One of the most sought-after new features on mobile devices is the touch screen. But that name is a misnomer, according to a group of researchers at Northwestern University, in Evanston, Ill., who point out the obviousthat these displays offer minimal ­tactile feedback. But suppose touch screens could touch you back: You could ”feel,” say, the edges of the buttons on a virtual keypad or the links on a Web page.

Recently, at the IEEE-­sponsored World Haptics Conference 2009, in Salt Lake City, Michael A. Peshkin and J. Edward Colgate, mechanical engineering professors and codirectors of Northwestern’s Laboratory for Intelligent Mechanical Systems, described their candidate for such an enhanced touch screen--a device they call the Tactile Pattern Display, or TPaD. It can create the illusion of texture on an unadorned piece of glass.

The 25-millimeter-diameter prototype takes advantage of the relatively high coefficient of friction between human skin and glass. ”Glass is remarkably ’sticky,’ ” says Peshkin. ”You think of it as being smooth, but the coefficient of friction between glass and your fingertip is about 1.” (That’s about the same as rubber on dry concrete.) But when the glass is vibrated ultrasonically, a cushion of air forms between your finger and its surface.

The TPaD’s 1.6-mm-thick glass layer is set into ultrasonic oscillation by a piezoelectric ceramic disc glued to the glass.
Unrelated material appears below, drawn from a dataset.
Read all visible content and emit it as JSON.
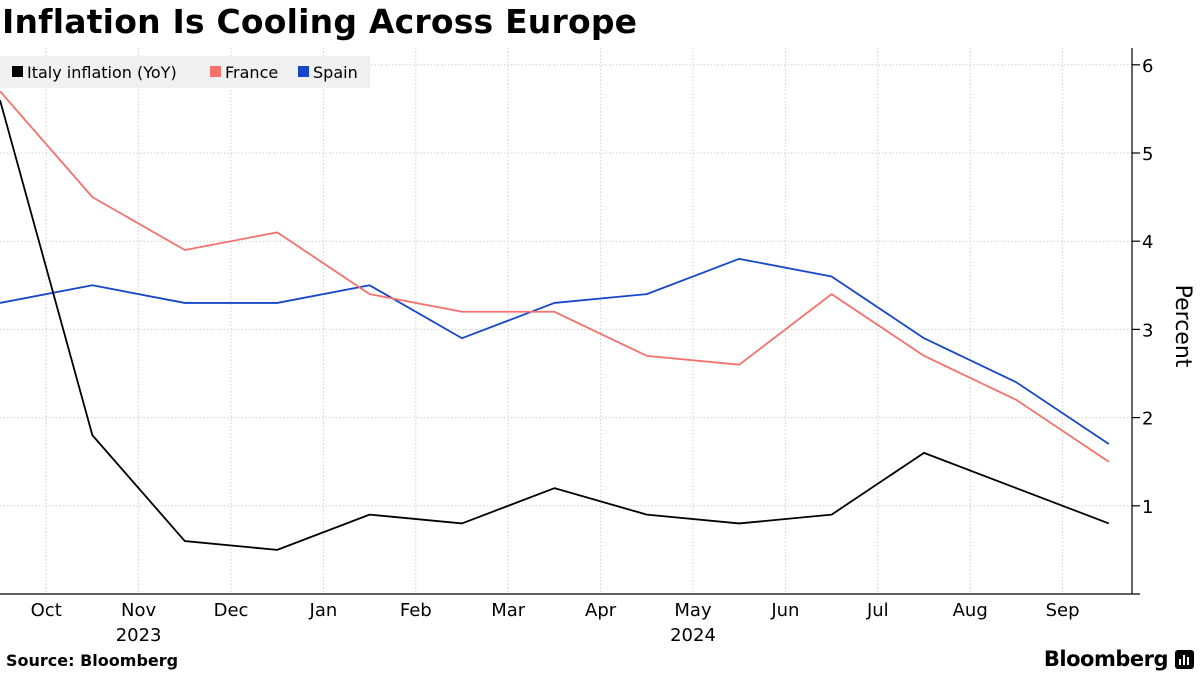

The amplitude of the oscillation can be controlled, reducing the coefficient of friction by up to a factor of 10. The higher the amplitude of oscillation, the lower the coefficient of friction.

When you run a finger across the TPaD, ”you get a very strong tactile sensation of something being there, like a bump, a dip, or an edge,” says Peshkin. To create the feeling that you’re rubbing your finger against a file grating, for example, you turn the plate oscillation on for the grooves and off for the ridges.

The entire plate vibrates, so the amount of friction is the same all over the TPaD’s surface at any given time. But because the oscillations are modulated as your finger’s position changes, the device fools you into thinking that there are varying amounts of friction at different locations. The prototype uses optical sensors to keep track of your finger’s position. The friction reduction can be switched on and off so quickly (within about 4 milliseconds on average) that the pitch of virtual bumps or dips can be made far finer than what a fingertip can discern.

The group is currently working on several engineering challenges, including creating larger versions of the TPaD. They’ve already gotten it to work on screens comparable in size to those on cellphones.

Another technical hurdle is limiting how much power the TPaD draws, which is hugely important in mobile devices, where your power budget is measured in milli­watts. ”In principle, the TPaD does not need a lot of power,” says Peshkin. ”But in practice, you run into issues like parasitic losses because of power being dissipated through things like mountings.”

Asked when an online shopper can expect to use a TPaD to tell how a garment feels, Peshkin said, ”That’s getting into haptic virtual reality, which is a ways down the pike.”